Defect zero blocks for finite simple groups, by Andrew Granville and
Ken Ono

Trans. Amer. Math. Soc. 348 (1996), no. 1, 331-347.

We classify those finite simple groups whose Brauer graph (or decomposition 
matrix) has a $p$-block with defect 0, completing an investigation of many
authors. The only finite simple groups previously left unclassified were the 
alternating groups $A_{n}$. Here we show that these all have a $p$-block with 
defect 0 for every prime $p\geq 5$. This follows from proving the same result 
for every symmetric group $S_{n}$, which in turn follows as a consequence of 
the {\sl $t$-core partition conjecture}, that every non-negative integer 
possesses at least one $t$-core partition, for any $t\geq 4$. For $t\geq 17$, 
we reduce this problem to Lagrange's Theorem that every non-negative integer 
can be written as the sum of four squares. The only case with $t<17$, that 
was not covered in previous work, was the case $t=13$. This we prove with a 
very different argument, by interpreting the generating function for $t$-core 
partitions in terms of modular forms, and then controlling the size of the 
coefficients using Deligne's Theorem (n\'ee the {\sl Weil Conjectures}).
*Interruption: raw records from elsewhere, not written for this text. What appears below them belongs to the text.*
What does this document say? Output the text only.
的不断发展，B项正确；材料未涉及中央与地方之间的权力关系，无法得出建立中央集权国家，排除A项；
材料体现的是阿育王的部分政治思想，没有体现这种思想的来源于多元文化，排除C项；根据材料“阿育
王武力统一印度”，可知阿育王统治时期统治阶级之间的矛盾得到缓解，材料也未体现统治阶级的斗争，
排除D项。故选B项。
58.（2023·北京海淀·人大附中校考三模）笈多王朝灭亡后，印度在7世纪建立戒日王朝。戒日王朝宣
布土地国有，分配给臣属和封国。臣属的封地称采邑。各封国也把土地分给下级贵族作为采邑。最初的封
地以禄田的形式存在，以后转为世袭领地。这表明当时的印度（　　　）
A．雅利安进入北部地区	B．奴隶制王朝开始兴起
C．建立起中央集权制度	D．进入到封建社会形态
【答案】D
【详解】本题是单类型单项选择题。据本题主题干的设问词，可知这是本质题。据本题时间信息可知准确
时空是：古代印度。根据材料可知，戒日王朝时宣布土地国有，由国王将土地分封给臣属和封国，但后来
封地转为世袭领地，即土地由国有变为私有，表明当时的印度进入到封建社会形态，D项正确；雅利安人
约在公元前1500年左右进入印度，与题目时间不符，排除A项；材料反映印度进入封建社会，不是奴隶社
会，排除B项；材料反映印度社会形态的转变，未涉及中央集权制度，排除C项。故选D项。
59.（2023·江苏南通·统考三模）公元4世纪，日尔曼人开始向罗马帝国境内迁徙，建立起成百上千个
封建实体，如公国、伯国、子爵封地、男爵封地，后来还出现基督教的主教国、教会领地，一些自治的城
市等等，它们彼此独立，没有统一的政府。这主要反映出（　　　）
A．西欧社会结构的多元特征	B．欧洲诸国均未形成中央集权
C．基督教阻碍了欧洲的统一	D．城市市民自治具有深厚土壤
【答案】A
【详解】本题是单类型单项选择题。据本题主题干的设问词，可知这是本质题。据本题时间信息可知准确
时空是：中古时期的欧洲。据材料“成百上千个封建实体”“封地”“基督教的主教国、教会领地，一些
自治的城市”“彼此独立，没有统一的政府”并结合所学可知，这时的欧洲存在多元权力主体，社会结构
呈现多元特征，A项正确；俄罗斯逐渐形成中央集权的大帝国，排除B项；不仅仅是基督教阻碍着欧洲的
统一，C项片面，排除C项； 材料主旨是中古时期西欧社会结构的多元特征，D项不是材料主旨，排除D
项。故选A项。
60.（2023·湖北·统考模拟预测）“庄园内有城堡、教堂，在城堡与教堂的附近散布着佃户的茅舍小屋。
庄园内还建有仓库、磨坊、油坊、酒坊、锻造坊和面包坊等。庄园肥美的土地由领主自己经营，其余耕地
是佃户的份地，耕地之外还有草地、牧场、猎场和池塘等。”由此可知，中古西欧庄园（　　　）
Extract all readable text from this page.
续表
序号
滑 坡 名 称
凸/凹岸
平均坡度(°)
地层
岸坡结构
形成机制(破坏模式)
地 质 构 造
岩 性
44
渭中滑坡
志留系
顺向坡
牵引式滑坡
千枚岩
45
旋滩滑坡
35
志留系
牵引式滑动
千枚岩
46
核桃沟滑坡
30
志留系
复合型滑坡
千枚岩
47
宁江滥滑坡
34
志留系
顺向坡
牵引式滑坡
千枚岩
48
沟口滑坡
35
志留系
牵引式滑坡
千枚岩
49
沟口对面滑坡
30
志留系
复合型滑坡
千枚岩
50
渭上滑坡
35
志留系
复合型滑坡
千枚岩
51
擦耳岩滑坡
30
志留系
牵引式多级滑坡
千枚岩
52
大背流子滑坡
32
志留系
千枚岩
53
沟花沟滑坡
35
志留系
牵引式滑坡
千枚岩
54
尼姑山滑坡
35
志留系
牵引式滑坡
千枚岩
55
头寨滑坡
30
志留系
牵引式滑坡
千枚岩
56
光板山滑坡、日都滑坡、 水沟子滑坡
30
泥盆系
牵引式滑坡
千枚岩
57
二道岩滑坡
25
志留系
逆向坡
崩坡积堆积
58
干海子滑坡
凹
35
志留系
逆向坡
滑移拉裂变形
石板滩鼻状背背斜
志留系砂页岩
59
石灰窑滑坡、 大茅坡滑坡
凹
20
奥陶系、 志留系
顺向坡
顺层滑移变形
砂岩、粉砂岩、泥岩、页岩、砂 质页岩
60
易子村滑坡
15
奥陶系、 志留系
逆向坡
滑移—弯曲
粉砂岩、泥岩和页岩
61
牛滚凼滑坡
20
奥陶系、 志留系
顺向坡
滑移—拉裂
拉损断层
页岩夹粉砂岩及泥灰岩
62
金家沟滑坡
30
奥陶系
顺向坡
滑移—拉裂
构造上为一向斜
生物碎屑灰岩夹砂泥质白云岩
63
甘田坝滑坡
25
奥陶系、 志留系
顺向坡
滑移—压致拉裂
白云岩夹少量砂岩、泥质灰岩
We 
also consider congruences for the number of $p$-blocks of $S_{n}$, proving a 
conjecture of Garvan, that establishes certain multiplicative congruences when 
$5\leq p \leq 23$. By using a result of Serre concerning the divisibility of 
coefficients of modular forms, we show that for any given prime $p$ and 
positive integer $m$, the number of $p-$blocks with defect 0 in $S_n$ is a 
multiple of $m$ for almost all $n$. We also establish that any given prime 
$p$ divides the number of $p-$modularly irreducible representations of 
$S_{n}$, for almost all $n$.